At the club, she was noticeably older and less amused than anyone else there. She plopped down on a barstool with a vodka and remained there the whole night, whispering snarky things about me to the pretty girl, who sat beside her. I danced the whole time, and her derision as she eyed me was obvious, but pretty soon, thankfully, people blocked my view of her.
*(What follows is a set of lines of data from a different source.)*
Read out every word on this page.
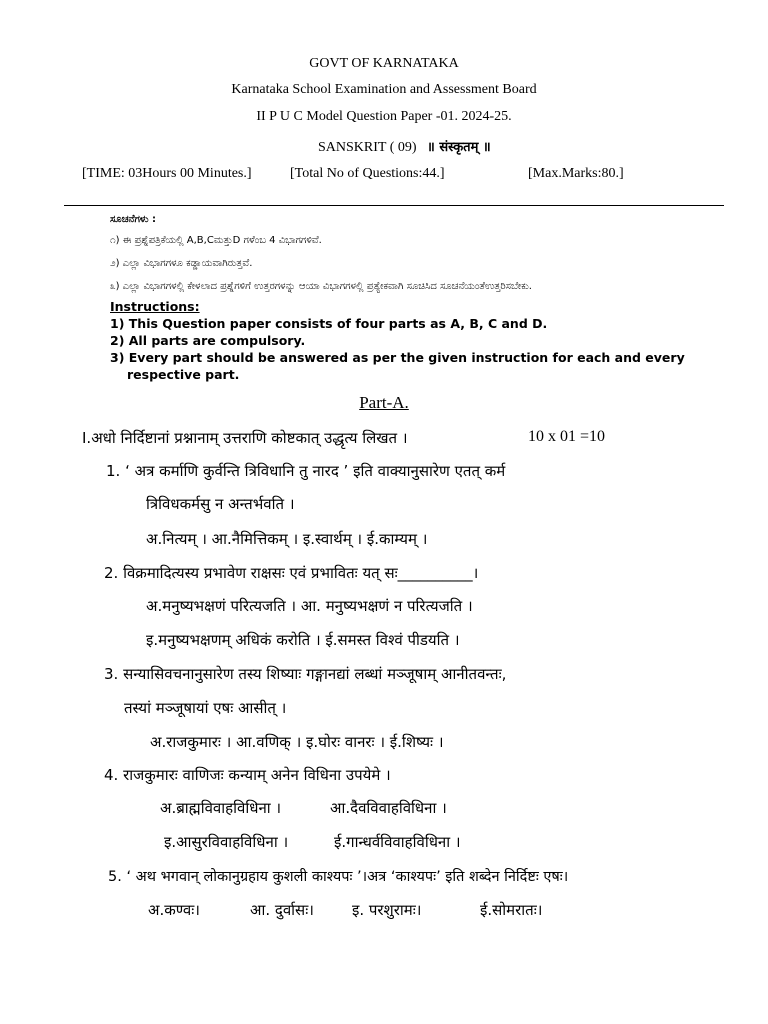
GOVT OF KARNATAKA
Karnataka School Examination and Assessment Board
II P U C Model Question Paper -01. 2024-25.
SANSKRIT ( 09) ॥ संस्कृतम् ॥
[TIME: 03Hours 00 Minutes.]	[Total No of Questions:44.]	[Max.Marks:80.]
ಸೂಚನೆಗಳು :
೧) ಈ ಪ್ರಶ್ನೆಪತ್ರಿಕೆಯಲ್ಲಿ A,B,Cಮತ್ತುD ಗಳೆಂಬ 4 ವಿಭಾಗಗಳಿವೆ.
೨) ಎಲ್ಲಾ ವಿಭಾಗಗಳೂ ಕಡ್ಡಾಯವಾಗಿರುತ್ತವೆ.
೩) ಎಲ್ಲಾ ವಿಭಾಗಗಳಲ್ಲಿ ಕೇಳಲಾದ ಪ್ರಶ್ನೆಗಳಿಗೆ ಉತ್ತರಗಳನ್ನು ಆಯಾ ವಿಭಾಗಗಳಲ್ಲಿ ಪ್ರತ್ಯೇಕವಾಗಿ ಸೂಚಿಸಿದ ಸೂಚನೆಯಂತೆಉತ್ತರಿಸಬೇಕು.
Instructions:
1) This Question paper consists of four parts as A, B, C and D.
2) All parts are compulsory.
3) Every part should be answered as per the given instruction for each and every
respective part.
Part-A.
I.अधो निर्दिष्टानां प्रश्नानाम् उत्तराणि कोष्टकात् उद्धृत्य लिखत ।	10 x 01 =10
1. ‘ अत्र कर्माणि कुर्वन्ति त्रिविधानि तु नारद ’ इति वाक्यानुसारेण एतत् कर्म
त्रिविधकर्मसु न अन्तर्भवति ।
अ.नित्यम् । आ.नैमित्तिकम् । इ.स्वार्थम् । ई.काम्यम् ।
2. विक्रमादित्यस्य प्रभावेण राक्षसः एवं प्रभावितः यत् सः__________।
अ.मनुष्यभक्षणं परित्यजति । आ. मनुष्यभक्षणं न परित्यजति ।
इ.मनुष्यभक्षणम् अधिकं करोति । ई.समस्त विश्वं पीडयति ।
3. सन्यासिवचनानुसारेण तस्य शिष्याः गङ्गानद्यां लब्धां मञ्जूषाम् आनीतवन्तः,
तस्यां मञ्जूषायां एषः आसीत् ।
अ.राजकुमारः । आ.वणिक् । इ.घोरः वानरः । ई.शिष्यः ।
4. राजकुमारः वाणिजः कन्याम् अनेन विधिना उपयेमे ।
अ.ब्राह्मविवाहविधिना ।	आ.दैवविवाहविधिना ।
इ.आसुरविवाहविधिना ।	ई.गान्धर्वविवाहविधिना ।
5. ‘ अथ भगवान् लोकानुग्रहाय कुशली काश्यपः ’।अत्र ‘काश्यपः’ इति शब्देन निर्दिष्टः एषः।
अ.कण्वः।	आ. दुर्वासः।	इ. परशुरामः।	ई.सोमरातः।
Coming home, she complained about the drinks being so expensive, but Joe said, "You don't really go to those places for the drinks," and then she started going on about her high tolerance for drugs and alcohol, as if hoping we'd find it surprising and somewhat shocking -- after all, she was a well-traveled high school teacher who when she wasn't boasting about her travels boasted about her wine collection. But I was not shocked. Joe said, "I've never done any drugs, except for weed." "Oh, that's hardly a drug." When no one else volunteered any drug experiences, or comments, she said, "Not to say that I've done any real drugs, either....." She laughed nervously. The stress of fooling herself must be getting to her, I thought. I got the impression that she spent her whole time trying to make herself believe she was someone she wasn't. Because if she could just fool herself, she could fool anyone.

Anyway, this woman reminded me very much of my ex boyfriend's ex girlfriend, the New Zealander who asked me if living in London were scary, after spending my life on a farm. (My ex must have told her I was from the midwest, which to her meant farm living...funny, that coming from a sheep-loving New Zealander.) But I'll go on about that some other time.